Christopher Gunns took up the newly created role in Hong Kong on January 4, reporting to Asia chief executive Tony Edwards, who himself joined late last year. The firm has also created a chief operating officer role, which will be filled in February, but it would not disclose the new COO's identity.
"Consultants are becoming an increasingly important part of the business in Asia, especially from an institutional perspective," says Gunns. "They obviously don't play the same gatekeeper role here as they do in developed markets like Australia, Europe and the US, but their presence and influence is growing."
He had worked in institutional sales at ING Investment Management in Hong Kong, but was fired in November 2008 along with around a dozen others when the Dutch firm downsized in the teeth of the crisis. Since then he had been an independent partner at boutique firm Hong Kong Equity Partners Corporate Finance.
Neuberger Berman's aim is not only to build up relationships with consultants in the region, but also to link up with consultant relations teams in the US and Europe.
The manager, which has $169 billion in AUM globally, had been part of Lehman Brothers, but underwent a management buyout last May.
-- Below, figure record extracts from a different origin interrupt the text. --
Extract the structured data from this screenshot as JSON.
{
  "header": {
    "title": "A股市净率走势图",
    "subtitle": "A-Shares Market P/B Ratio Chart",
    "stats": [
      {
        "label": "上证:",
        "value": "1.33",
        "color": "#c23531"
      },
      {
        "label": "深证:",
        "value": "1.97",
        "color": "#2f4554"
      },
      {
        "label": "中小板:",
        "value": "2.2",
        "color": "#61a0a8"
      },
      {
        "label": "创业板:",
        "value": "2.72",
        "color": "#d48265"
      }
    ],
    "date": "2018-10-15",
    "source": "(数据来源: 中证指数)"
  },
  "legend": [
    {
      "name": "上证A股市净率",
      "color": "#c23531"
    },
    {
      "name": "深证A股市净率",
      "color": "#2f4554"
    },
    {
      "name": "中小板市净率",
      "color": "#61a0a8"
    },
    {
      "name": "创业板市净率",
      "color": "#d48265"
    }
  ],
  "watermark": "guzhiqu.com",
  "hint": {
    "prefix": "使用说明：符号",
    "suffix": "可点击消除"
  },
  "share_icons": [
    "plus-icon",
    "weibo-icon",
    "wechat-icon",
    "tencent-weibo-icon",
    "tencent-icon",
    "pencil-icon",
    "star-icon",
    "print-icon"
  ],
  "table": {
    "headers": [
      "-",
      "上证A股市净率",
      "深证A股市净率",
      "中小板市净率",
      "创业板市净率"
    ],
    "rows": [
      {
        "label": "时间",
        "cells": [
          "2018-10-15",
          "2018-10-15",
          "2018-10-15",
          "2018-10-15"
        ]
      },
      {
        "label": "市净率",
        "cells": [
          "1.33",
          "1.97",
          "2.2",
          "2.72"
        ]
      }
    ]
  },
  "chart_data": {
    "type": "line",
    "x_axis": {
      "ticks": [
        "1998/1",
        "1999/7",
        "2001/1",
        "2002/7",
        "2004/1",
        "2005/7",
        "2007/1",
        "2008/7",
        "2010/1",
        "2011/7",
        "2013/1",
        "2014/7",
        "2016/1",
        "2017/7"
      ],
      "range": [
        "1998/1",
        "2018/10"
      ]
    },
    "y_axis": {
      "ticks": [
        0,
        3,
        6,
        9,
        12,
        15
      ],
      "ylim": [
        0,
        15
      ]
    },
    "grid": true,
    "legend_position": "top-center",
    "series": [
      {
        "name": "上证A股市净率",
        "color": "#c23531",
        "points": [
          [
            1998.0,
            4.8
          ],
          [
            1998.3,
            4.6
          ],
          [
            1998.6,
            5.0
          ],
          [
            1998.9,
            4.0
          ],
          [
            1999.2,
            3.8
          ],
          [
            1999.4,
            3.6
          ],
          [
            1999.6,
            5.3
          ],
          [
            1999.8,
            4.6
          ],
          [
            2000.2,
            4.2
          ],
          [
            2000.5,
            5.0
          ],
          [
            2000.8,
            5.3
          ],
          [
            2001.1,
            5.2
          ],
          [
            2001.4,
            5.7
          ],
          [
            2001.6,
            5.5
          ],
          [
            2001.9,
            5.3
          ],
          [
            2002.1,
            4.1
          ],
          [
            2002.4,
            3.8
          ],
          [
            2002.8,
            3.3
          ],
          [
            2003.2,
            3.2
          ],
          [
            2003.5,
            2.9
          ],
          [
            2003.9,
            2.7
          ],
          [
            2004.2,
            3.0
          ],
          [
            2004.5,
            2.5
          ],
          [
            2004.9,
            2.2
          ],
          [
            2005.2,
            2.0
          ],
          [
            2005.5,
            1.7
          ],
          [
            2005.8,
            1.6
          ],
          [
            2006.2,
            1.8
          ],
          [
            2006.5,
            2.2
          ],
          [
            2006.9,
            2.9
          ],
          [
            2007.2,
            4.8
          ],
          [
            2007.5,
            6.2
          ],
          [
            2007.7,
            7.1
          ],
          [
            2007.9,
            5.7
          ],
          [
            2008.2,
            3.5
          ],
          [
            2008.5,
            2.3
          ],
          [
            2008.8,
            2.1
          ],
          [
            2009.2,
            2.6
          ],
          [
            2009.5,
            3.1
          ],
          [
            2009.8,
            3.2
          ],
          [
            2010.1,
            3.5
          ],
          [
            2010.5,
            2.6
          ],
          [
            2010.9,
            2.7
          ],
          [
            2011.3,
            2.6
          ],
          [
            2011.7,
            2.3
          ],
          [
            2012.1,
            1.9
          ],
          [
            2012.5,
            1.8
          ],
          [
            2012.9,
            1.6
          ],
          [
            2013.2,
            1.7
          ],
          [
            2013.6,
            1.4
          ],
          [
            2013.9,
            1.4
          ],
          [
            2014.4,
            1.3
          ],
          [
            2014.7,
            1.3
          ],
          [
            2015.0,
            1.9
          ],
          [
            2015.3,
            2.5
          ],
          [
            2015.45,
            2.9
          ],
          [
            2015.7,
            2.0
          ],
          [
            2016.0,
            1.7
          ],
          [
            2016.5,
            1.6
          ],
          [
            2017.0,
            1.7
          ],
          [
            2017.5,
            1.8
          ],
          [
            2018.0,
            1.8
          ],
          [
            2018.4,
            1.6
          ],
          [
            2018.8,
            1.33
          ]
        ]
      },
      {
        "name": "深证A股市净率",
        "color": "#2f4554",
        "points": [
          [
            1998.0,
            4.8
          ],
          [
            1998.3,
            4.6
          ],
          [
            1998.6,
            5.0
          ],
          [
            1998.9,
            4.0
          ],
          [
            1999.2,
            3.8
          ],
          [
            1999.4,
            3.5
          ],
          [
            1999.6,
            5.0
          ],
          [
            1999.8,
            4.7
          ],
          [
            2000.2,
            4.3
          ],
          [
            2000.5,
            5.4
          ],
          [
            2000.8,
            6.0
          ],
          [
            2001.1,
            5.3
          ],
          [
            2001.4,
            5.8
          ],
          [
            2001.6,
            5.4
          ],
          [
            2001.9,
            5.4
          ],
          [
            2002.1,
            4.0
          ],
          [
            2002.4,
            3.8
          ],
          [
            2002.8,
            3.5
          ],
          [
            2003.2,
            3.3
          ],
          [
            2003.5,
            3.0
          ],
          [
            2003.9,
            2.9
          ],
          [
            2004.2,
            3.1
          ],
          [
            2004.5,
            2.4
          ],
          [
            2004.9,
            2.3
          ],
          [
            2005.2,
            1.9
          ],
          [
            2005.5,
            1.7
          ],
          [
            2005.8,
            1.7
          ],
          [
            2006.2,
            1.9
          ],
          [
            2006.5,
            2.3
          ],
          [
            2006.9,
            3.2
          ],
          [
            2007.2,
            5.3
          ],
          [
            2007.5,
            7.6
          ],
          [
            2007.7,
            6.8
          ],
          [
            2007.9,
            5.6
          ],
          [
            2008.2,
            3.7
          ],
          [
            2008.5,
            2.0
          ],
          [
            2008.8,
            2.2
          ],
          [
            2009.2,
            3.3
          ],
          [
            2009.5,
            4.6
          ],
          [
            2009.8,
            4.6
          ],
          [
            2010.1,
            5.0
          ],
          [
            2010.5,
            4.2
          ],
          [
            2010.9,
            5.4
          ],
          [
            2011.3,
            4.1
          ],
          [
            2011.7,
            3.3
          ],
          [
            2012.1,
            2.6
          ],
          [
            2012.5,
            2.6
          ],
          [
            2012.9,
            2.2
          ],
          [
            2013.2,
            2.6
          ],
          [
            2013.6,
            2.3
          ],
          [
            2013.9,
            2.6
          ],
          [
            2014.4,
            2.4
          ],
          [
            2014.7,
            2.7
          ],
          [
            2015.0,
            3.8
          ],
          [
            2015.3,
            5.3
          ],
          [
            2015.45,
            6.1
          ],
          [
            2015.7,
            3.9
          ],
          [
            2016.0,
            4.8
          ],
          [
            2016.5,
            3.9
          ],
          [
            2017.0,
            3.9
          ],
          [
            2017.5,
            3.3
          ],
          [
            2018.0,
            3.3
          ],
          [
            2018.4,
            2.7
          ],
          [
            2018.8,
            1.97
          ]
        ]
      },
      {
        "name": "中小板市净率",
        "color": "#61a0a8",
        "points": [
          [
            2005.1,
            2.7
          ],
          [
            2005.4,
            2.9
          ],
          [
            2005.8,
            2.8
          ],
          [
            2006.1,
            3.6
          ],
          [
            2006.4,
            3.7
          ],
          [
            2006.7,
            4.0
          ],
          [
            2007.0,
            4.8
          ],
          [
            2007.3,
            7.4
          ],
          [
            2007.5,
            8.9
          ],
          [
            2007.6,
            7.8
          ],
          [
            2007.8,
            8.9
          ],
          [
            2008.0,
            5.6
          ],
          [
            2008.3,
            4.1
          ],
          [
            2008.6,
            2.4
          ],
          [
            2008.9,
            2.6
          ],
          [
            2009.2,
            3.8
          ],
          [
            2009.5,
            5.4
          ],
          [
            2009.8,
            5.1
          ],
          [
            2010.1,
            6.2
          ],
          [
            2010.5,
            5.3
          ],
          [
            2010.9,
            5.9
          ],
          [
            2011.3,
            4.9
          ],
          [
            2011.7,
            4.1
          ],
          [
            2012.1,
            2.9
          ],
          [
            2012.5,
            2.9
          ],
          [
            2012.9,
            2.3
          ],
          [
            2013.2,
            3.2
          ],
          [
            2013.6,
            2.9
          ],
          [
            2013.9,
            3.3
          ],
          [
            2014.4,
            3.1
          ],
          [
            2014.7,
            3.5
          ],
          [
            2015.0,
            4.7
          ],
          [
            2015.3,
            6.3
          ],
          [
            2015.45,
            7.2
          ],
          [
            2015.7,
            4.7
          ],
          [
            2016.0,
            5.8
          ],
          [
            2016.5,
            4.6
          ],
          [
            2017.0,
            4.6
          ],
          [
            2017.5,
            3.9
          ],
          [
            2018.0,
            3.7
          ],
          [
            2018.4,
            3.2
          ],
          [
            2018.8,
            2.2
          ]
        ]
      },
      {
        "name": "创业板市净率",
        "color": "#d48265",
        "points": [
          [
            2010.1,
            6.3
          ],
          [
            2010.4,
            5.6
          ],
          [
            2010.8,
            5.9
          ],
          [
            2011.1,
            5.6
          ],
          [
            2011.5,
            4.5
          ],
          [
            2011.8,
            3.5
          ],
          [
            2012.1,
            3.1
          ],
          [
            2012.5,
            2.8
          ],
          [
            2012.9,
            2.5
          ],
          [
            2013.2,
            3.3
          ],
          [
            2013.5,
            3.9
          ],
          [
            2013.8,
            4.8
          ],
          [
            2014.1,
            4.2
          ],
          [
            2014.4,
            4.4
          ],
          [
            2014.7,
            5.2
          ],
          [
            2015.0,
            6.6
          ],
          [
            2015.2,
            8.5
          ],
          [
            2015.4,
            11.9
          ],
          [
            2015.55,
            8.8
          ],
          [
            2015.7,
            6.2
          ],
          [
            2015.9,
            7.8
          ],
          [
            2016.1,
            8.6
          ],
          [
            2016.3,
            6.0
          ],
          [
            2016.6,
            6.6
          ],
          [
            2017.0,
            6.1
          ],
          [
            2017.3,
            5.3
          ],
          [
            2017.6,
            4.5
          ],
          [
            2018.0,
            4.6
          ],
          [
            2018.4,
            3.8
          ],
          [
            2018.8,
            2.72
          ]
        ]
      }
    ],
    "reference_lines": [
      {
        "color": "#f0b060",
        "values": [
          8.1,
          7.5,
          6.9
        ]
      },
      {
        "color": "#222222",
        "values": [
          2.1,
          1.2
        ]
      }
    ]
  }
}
Gunns says the Lehman heritage has not been an issue for the firm in Asia.
His role will involve a substantial amount of travel around the region, with Australia one of the major focuses, given that it is a very consultant-driven market, says Gunns, adding that he has worked there in the past. He will work with Neuberger's man in charge of Australia and New Zealand, Paul O'Halloran, to strengthen consultant relationships in those markets.
O'Halloran is the only employee in Australia at present, says Gunns, but the intention is to build up capability there.
As for expansion elsewhere, in addition to the existing nine analysts in Shanghai and five investment staff in Hong Kong, the firm plans to add staff in Singapore, its Southeast Asian hub. Edwards declined to give any specific targets in terms of headcount or AUM.
"We are growing selectively -- the right people are not necessarily available at present," he says. He believes Neuberger Berman will attract personnel because it doesn't have "legacy issues" and offers the chance of becoming a partner in the business.
That's because the management buyout created a clarity of purpose, he says, meaning the firm doesn't have the agenda of some other asset management companies. "All we do is run our client's money," says Edwards. "The clients come first; we couldn't be any more aligned with client interests."
Citing the example of an asset manager that is part of an insurance company, he points out that if such a group had to make a huge payout due to a problem in Florida, for example, that might affect bonuses for the asset management arm of the business in Hong Kong. "We don't have that problem," says Edwards.
Neuberger's low turnover will no doubt have helped. Out of 265 investment professionals globally at the firm in 2007, 263 are still there today, with one retiring and one moving outside the industry.
The firm is focused on offering more complex, customised solutions to the larger institutions in the region. If a client wants exposure to hedge funds, for instance, Neuberger can create a customised portfolio of such assets, says Edwards, or provide tailored exposure to distressed small and mid-cap loans. "We invite complexity rather than trying to push a 'cookie-cutter' approach," he adds.
Mid-market firms in the US -- those with Ebitda of around $50 million to $100 million -- haven't benefited from the recovery in the larger banks' appetite to lend, he says. "It's this sector that's been hurt, while the big companies have been bailed out." As a result, spreads on small and medium-size company credit haven't fallen significantly, adds Edwards.
Neuberger has the benefit of access to its own broad proprietary database, including many details of private market lending and equity issuance, he says. "Not many people have access to that kind of intellectual capital, and you need that depth and breadth of perspective to be able to price private market transactions today."
As for the market outlook, Edwards sees the period running up to mid-2007 as an anomaly and believes, relative to this period, there will be higher levels of risk, more defaults and higher volatility in the future. And that, he says, will make it easier for good active managers such as Neuberger to derive returns.